Apple Inc. (NASDAQ:AAPL) just like other international companies, has found itself in trouble with officials in China after allegations emerged that iPhone Tracking feature could be used for spying. Apple has also been accused in the past of offering substandard services in China compared to other markets as well as short-term product warranties.
“CCTV once again criticizing Apple, saying that its consumer warranties were not comparable with those available in other markets, and there were complaints, which focused on the fact that Apple repaired broken iPhones instead of replacing them” said Rosalind Chin in a report on Bloomberg Business.

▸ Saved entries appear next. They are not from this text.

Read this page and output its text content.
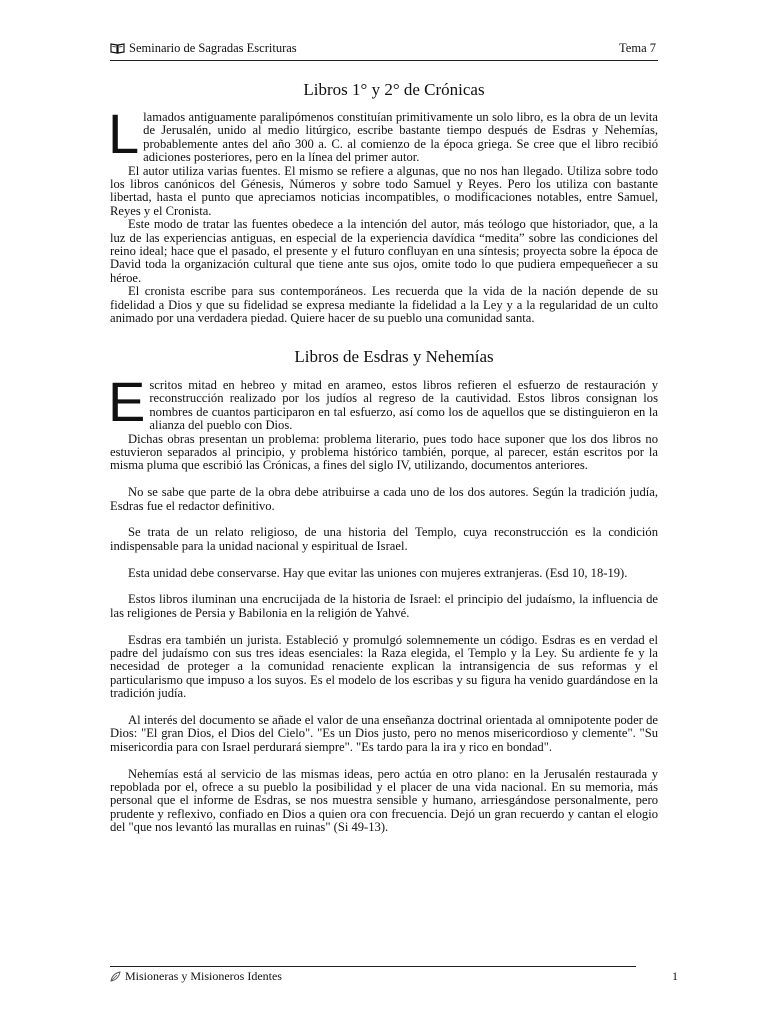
Seminario de Sagradas Escrituras	Tema 7
Libros 1° y 2° de Crónicas

Llamados antiguamente paralipómenos constituían primitivamente un solo libro, es la obra de un levita de Jerusalén, unido al medio litúrgico, escribe bastante tiempo después de Esdras y Nehemías, probablemente antes del año 300 a. C. al comienzo de la época griega. Se cree que el libro recibió adiciones posteriores, pero en la línea del primer autor.

El autor utiliza varias fuentes. El mismo se refiere a algunas, que no nos han llegado. Utiliza sobre todo los libros canónicos del Génesis, Números y sobre todo Samuel y Reyes. Pero los utiliza con bastante libertad, hasta el punto que apreciamos noticias incompatibles, o modificaciones notables, entre Samuel, Reyes y el Cronista.

Este modo de tratar las fuentes obedece a la intención del autor, más teólogo que historiador, que, a la luz de las experiencias antiguas, en especial de la experiencia davídica “medita” sobre las condiciones del reino ideal; hace que el pasado, el presente y el futuro confluyan en una síntesis; proyecta sobre la época de David toda la organización cultural que tiene ante sus ojos, omite todo lo que pudiera empequeñecer a su héroe.

El cronista escribe para sus contemporáneos. Les recuerda que la vida de la nación depende de su fidelidad a Dios y que su fidelidad se expresa mediante la fidelidad a la Ley y a la regularidad de un culto animado por una verdadera piedad. Quiere hacer de su pueblo una comunidad santa.

Libros de Esdras y Nehemías

Escritos mitad en hebreo y mitad en arameo, estos libros refieren el esfuerzo de restauración y reconstrucción realizado por los judíos al regreso de la cautividad. Estos libros consignan los nombres de cuantos participaron en tal esfuerzo, así como los de aquellos que se distinguieron en la alianza del pueblo con Dios.

Dichas obras presentan un problema: problema literario, pues todo hace suponer que los dos libros no estuvieron separados al principio, y problema histórico también, porque, al parecer, están escritos por la misma pluma que escribió las Crónicas, a fines del siglo IV, utilizando, documentos anteriores.

No se sabe que parte de la obra debe atribuirse a cada uno de los dos autores. Según la tradición judía, Esdras fue el redactor definitivo.

Se trata de un relato religioso, de una historia del Templo, cuya reconstrucción es la condición indispensable para la unidad nacional y espiritual de Israel.

Esta unidad debe conservarse. Hay que evitar las uniones con mujeres extranjeras. (Esd 10, 18-19).

Estos libros iluminan una encrucijada de la historia de Israel: el principio del judaísmo, la influencia de las religiones de Persia y Babilonia en la religión de Yahvé.

Esdras era también un jurista. Estableció y promulgó solemnemente un código. Esdras es en verdad el padre del judaísmo con sus tres ideas esenciales: la Raza elegida, el Templo y la Ley. Su ardiente fe y la necesidad de proteger a la comunidad renaciente explican la intransigencia de sus reformas y el particularismo que impuso a los suyos. Es el modelo de los escribas y su figura ha venido guardándose en la tradición judía.

Al interés del documento se añade el valor de una enseñanza doctrinal orientada al omnipotente poder de Dios: "El gran Dios, el Dios del Cielo". "Es un Dios justo, pero no menos misericordioso y clemente". "Su misericordia para con Israel perdurará siempre". "Es tardo para la ira y rico en bondad".

Nehemías está al servicio de las mismas ideas, pero actúa en otro plano: en la Jerusalén restaurada y repoblada por el, ofrece a su pueblo la posibilidad y el placer de una vida nacional. En su memoria, más personal que el informe de Esdras, se nos muestra sensible y humano, arriesgándose personalmente, pero prudente y reflexivo, confiado en Dios a quien ora con frecuencia. Dejó un gran recuerdo y cantan el elogio del "que nos levantó las murallas en ruinas" (Si 49-13).

Misioneras y Misioneros Identes	1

U.S. technology companies continue to attract immense scrutiny in China amid increasing tensions over cyberspying at the back of five Chinese military being indicted over hacking allegations in the U.S.. Apple Inc. (NASDAQ:AAPL) has already said in a statement posted in its Chinese website that the tracking feature in iPhone’s is password-protected thus no information can be retrieved without users consent. The giant phone maker has also emphasized it has never worked with any government agencies to infringe its customer’s privacy rights.
Apple Inc. (NASDAQ:AAPL) looks to have done away with its old operations strategy opting to offer a full replacement for broken iPhones instead of repairing them. The company is also offering a one-year warranty for its Chinese customers in line with other markets around the globe.
Apple Inc. (NASDAQ:AAPL) has also been accused in the past of offering poor customer services, allegations that have seen the company’s CEO, Tim Cook, offer an apology while reiterating focus on providing quality services to its customers.
“Apple was also accused by People’s Daily for poor customer service, so Apple has since changed its policy to offer full replacement for broken iPhones,” said Chin.
Apple Inc. (NASDAQ:AAPL) is not the only company that finds itself in hot water with Chinese regulators over consumer related issues. Microsoft Corporation (NASDAQ:MSFT) has already seen Windows 8-operating system removed from key government departments on allegations that the OS could be hacked into, for spying purposes. CCTV every year airs a program that highlights various consumer issues not only targeting international companies but also local companies.